GREFFIER : V. DESMET
COMPOSITION DE LA COUR LORS DU DELIBERE
XXX
: PRESIDENT DE CHAMBRE
L. DELHAYE
: CONSEILLER
P. RICHEZ
: CONSEILLER
ARRET : Contradictoire
prononcé par sa mise à disposition au greffe le 31 Mai 2007,
les parties présentes en ayant été préalablement avisées dans les conditions prévues à l’article 450 du nouveau code de procédure civile, XXX, Président, ayant signé la minute
avec S. BLASSEL, greffier lors du prononcé
FAITS ET PROCEDURE
La société anonyme C D exploite une concession automobile FORD. Elle relève pour son personnel de la convention collective nationale du « commerce et de la réparation automobile, du cycle et motocycle et activités connexes »
Elle comptait au nombre de ses salariés Mlle Z X, engagée à compter du 3 juin 2002 en qualité de « secrétaire service »
Il a été à cette occasion précisé :
« Le classement des fonctions confiées à Mlle X est le suivant : échelon 1 niveau 2 coefficient 170.

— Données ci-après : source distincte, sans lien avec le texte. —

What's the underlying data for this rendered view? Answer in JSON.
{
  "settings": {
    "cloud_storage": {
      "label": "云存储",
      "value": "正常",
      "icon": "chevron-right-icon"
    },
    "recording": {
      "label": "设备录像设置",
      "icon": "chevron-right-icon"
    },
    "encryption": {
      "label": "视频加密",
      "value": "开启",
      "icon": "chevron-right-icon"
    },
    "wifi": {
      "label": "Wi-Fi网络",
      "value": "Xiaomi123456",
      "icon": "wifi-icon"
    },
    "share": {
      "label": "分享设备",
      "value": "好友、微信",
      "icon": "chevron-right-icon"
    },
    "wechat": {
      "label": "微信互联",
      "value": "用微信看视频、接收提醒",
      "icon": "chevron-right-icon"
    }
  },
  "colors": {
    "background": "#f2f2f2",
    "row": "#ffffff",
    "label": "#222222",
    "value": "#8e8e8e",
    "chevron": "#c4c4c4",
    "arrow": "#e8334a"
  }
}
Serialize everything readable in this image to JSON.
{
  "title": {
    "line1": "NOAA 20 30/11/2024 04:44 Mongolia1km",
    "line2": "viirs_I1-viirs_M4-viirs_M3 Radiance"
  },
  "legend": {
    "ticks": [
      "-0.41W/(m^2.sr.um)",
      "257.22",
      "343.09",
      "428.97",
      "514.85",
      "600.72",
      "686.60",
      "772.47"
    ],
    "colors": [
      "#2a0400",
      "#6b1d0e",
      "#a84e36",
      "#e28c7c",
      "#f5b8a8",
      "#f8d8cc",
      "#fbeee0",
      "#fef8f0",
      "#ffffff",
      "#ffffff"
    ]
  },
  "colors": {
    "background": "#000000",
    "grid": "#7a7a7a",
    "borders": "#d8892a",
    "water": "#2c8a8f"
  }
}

Ses attributions seront notamment les suivantes : ensemble administratif de l’après-vente : élaboration des factures, encaissements ; prises de rendez-vous, relais standard téléphonique ; tous travaux se rapportant directement ou indirectement à la profession et à la qualification.
Ces attributions seront exercées par Mlle X sous l’autorité et dans le cadre des instructions données par son supérieur hiérarchique.
Elles seront susceptibles d’évolution.
Vous êtes engagée pour travailler à C D’ASCQ »
Mlle X a dénoncé, à la fin du second trimestre 2003, le comportement de son supérieur hiérarchique M. A B.
Au début de l’année 2003, M. B l’aurait sollicitée aux fins d’entretenir avec elle une relation amoureuse.
Ce serait à la suite de « son refus catégorique » que M. B aurait commencé à la harceler.
Cette situation aurait eu de graves répercussions sur son état de santé.
Lors d’une réunion organisée le 26 septembre 2003 en présence de M. B, l’employeur proposait à Mlle X de l’affecter sur le site de RONCQ.
Mlle X lui opposait un refus, motif pris d’une augmentation de ses frais de trajet.
La société C D adressait alors à l’intéressée le 29 septembre 2003 un courrier libellé de la façon suivante :
« Suite aux différents problèmes que vous avez rencontrés sur le site de C D, M. K L M, M. E F directeur du site et Mme G H déléguée du personnel avions décidé de vous rencontrer le 26 septembre 2003 afin que vous nous exposiez les faits.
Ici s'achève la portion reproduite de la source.